COULD you imagine going about everyday having to check every piece of food you put in your mouth - wondering, is this low enough in protein for me to consume?
Well, that is what I face every single day.
My name is Nicholla Kinscher, I'm 23 years old and I have phenylketonuria, or PKU as it is known to me.
PKU is a genetic disorder that affects one in 10,000 people.
People like me do not have the enzyme to break down the amino acid phenylalanine which is the main form of protein.
This amino acid when consumed will cause me and my PKU friends to have negative side effects such as depression, anxiety, foggy mind, sore stomach, weak muscles, osteoporosis and, at the worst, brain damage.
PKU means only eating a very small amount of protein every day, which for me is only five grams a day - that is the equivalent of one banana, a salad and a vegetable stir-fry or 1 large McDonalds fries.
It is a very limited food choice but it is also what keeps me healthy and keeps me from being, at worst, a vegetable.
May 1 is National PKU Day. This day is a day for people like me to feel like we have a community and a support group. This is the day we take pride in the life we've been given and be thankful that it isn't the end of the world. We drink a medicine, eat low protein foods and avoid anything that says "sugar free".
National PKU Day is a day to raise awareness for our condition. It is not known to many people but it needs to be.
As a child, I was bullied, teased and ridiculed by most of my peers for having "a disease we could catch".
It wasn't like that. No one can catch PKU.
Many people looked at the foods I ate and thought it was disgusting.
To make matters worse, I was a redhead and a Christian: two things I got teased about as well.

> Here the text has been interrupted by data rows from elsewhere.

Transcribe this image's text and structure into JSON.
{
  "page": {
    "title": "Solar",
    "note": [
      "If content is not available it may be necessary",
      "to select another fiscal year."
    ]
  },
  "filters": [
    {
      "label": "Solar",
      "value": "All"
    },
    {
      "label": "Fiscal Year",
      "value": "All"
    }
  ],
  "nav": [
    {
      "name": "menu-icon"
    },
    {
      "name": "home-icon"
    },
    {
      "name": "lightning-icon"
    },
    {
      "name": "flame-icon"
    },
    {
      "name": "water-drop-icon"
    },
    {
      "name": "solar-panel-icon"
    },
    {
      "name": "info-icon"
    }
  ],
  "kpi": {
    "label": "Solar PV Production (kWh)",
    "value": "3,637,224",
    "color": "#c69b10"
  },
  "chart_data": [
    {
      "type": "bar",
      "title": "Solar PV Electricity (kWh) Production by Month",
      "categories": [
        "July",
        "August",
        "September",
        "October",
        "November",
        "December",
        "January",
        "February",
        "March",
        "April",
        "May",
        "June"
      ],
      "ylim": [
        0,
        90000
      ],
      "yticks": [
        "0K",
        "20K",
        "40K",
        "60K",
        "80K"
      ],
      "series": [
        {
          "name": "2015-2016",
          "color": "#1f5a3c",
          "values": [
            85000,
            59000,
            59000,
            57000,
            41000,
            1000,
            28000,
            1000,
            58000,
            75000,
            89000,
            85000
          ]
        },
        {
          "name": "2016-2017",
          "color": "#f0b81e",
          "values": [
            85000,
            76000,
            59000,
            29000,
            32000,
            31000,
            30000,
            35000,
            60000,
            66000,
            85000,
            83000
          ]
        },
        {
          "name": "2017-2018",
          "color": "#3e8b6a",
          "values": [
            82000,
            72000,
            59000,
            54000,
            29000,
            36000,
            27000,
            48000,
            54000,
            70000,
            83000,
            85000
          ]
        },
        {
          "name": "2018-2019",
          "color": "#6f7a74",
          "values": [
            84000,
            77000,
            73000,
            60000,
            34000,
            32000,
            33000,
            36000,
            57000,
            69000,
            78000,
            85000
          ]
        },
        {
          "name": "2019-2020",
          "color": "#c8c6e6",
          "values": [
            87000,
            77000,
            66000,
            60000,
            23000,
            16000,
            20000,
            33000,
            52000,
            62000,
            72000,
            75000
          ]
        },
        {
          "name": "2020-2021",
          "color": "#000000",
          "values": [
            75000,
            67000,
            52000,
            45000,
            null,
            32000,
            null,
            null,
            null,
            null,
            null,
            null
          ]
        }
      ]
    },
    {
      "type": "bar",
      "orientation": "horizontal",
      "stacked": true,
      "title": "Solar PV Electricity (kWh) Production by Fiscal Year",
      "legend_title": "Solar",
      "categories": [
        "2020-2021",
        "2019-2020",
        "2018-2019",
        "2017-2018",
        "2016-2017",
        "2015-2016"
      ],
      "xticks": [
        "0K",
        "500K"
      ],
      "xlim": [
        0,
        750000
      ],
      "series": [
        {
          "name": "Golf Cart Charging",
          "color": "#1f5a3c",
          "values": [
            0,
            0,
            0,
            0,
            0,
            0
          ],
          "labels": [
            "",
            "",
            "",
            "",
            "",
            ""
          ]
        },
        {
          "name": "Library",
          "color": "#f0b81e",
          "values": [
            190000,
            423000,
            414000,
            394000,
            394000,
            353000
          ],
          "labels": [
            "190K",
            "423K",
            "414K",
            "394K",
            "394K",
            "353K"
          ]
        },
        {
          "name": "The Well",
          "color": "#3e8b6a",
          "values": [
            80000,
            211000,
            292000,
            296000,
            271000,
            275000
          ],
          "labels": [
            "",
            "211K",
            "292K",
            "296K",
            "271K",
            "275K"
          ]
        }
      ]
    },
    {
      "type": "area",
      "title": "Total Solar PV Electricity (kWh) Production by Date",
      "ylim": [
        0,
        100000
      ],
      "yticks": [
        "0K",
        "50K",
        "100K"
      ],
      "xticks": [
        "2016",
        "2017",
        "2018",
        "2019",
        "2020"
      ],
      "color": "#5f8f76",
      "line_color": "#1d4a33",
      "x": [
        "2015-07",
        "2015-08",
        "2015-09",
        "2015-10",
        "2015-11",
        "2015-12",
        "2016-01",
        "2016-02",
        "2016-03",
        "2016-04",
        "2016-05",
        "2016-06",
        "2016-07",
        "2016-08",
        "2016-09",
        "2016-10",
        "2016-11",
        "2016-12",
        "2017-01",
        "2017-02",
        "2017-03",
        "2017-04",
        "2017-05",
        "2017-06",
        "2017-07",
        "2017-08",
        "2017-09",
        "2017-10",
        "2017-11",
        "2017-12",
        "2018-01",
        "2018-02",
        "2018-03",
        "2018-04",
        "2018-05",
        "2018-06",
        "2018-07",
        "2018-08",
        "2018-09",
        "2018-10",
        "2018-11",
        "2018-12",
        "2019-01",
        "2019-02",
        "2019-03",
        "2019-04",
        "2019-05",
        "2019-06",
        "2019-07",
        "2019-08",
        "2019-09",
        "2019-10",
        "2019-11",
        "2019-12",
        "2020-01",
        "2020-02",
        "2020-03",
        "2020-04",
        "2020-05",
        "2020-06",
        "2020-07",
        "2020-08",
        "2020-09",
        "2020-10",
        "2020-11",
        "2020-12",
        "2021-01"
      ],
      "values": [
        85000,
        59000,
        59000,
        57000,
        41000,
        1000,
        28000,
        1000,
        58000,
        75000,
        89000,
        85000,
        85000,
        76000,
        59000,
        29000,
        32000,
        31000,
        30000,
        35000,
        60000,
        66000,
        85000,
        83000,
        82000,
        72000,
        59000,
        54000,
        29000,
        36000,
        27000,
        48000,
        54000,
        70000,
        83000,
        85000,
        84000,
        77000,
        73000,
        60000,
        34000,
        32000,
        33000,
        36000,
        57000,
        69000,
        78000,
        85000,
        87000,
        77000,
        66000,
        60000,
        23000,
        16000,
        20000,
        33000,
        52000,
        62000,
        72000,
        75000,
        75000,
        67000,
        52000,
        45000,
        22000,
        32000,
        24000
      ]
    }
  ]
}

Whilst not many people understood when I was younger, as I grew up people began to understand. Now, I have many friends and my husband who will defend my PKU, make sure I'm eating properly, drinking my medicine and doing regular blood tests to make sure my protein levels are in range.
I'm writing this article for kids with PKU not only on the Northern Rivers but across the country.
They deserve to have their condition known so that they won't be bullied by those who simply do not understand.
PKU does not define me, it is simply one small part of my everyday life.